To the south, a sun break coalesces. A blue sky-eye leads the light shaft down to red buttes, iced in white. Thunder knocks from towering storm makers, but the snow blanket shushes even thunder, rendering it fuzzy and half-hearted. The clouds parade down the canyon slipstream like ships in a river regatta. Merciless wind drives sharpened snowflakes up cliff faces. The whole place is a steamy caldera. Mid-canyon mounts rise from the mist like belfries. The Rim Trail is buried in white bliss, so all I have to guide me are the footprints of hikers who’ve laid trail earlier in the day.
At times, I’m right against the drop off. I peer down a half-mile or more. A stubby juniper dangles like rebar from the cliff face. Smoky snow clouds part around rock shapes and rejoin again, roofing out my view of the drainage at the bottom, making it seem so much farther down.

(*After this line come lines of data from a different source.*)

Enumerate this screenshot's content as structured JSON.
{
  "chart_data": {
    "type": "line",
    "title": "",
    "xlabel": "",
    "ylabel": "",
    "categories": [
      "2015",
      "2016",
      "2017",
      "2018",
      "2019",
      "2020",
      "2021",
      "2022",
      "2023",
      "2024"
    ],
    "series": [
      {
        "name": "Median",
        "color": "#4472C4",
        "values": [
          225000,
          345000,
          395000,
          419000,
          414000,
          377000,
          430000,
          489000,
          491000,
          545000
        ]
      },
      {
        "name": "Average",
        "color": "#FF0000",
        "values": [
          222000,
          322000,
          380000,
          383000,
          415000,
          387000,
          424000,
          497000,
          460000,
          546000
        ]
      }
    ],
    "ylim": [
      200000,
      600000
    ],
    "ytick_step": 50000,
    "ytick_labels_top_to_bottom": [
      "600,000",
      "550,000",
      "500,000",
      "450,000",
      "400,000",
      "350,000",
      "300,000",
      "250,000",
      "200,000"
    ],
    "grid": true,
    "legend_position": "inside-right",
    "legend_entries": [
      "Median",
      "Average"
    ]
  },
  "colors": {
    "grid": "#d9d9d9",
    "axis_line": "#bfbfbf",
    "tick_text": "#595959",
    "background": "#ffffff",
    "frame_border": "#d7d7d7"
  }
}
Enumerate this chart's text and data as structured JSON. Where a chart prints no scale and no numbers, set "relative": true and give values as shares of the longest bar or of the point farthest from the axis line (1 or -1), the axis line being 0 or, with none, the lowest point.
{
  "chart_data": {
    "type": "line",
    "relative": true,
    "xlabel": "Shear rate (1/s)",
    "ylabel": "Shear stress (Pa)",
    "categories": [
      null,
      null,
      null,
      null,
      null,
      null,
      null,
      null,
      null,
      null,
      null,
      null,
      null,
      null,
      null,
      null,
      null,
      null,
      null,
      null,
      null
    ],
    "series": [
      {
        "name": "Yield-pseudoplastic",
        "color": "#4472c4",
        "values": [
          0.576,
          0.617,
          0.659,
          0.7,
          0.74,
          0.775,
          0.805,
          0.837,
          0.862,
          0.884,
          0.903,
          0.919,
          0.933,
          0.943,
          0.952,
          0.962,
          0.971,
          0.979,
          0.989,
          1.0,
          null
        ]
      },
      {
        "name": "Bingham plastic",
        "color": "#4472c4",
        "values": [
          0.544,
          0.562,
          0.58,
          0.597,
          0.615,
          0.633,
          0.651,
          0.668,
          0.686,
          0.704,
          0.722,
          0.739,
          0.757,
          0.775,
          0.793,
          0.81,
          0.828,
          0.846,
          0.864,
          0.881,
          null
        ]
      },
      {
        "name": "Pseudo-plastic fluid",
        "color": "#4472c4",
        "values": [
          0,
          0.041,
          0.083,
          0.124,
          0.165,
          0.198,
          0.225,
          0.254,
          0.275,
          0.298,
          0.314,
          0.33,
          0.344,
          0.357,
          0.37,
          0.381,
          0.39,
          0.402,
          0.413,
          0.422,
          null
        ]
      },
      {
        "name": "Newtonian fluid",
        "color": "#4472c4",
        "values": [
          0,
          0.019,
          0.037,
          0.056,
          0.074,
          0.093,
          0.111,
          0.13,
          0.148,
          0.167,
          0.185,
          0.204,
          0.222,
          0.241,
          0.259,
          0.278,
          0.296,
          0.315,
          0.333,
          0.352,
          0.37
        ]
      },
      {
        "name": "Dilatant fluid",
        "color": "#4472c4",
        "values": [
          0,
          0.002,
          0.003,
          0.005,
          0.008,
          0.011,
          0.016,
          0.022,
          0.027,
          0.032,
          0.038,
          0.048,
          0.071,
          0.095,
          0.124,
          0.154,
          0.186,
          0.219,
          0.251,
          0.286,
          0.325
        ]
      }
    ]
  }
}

On my return from Mohave Point, the wind had raked the snow over any trace of even my own footprints.
At Maricopa Point, I stare down at a mesa rising above the Colorado, a giant tortoise with a red suede back, dotted with century plants and cat-claw. At the mesa’s base, the river slices into the schist like steel through clay.
The remains of a dead gambel oak against the rust sunset offer up prayers with empty limbs like skeleton hands, the heels of palms together, fingers outstretched. A priestess raven perches there, rapt over the abyss, her black cloak gilded silver by a roasted sky. Jupiter rises in the southwest. December wind blasts my cheek. The aloneness deepens, the orange sky flickers before dying. Moon shadows unfold from the Inner Gorge. To the southeast toward Flagstaff, volcanoes cling to hibernation, in deep blue, merging with and then drowning in the nether-light. But to the west, Mount Trumbull still draws a line, sharp and rebellious, against the last of dusk.
No one remains, but I. If I shout, and no one else hears, do I make a sound? The answer, unborn, is swept downwind along with the turbid sky.
This place stands alone, consummated by itself, having in ages past mastered the task of its own company. How swallowed in aloneness each thing must feel before it brushes against the companionship of its innermost self.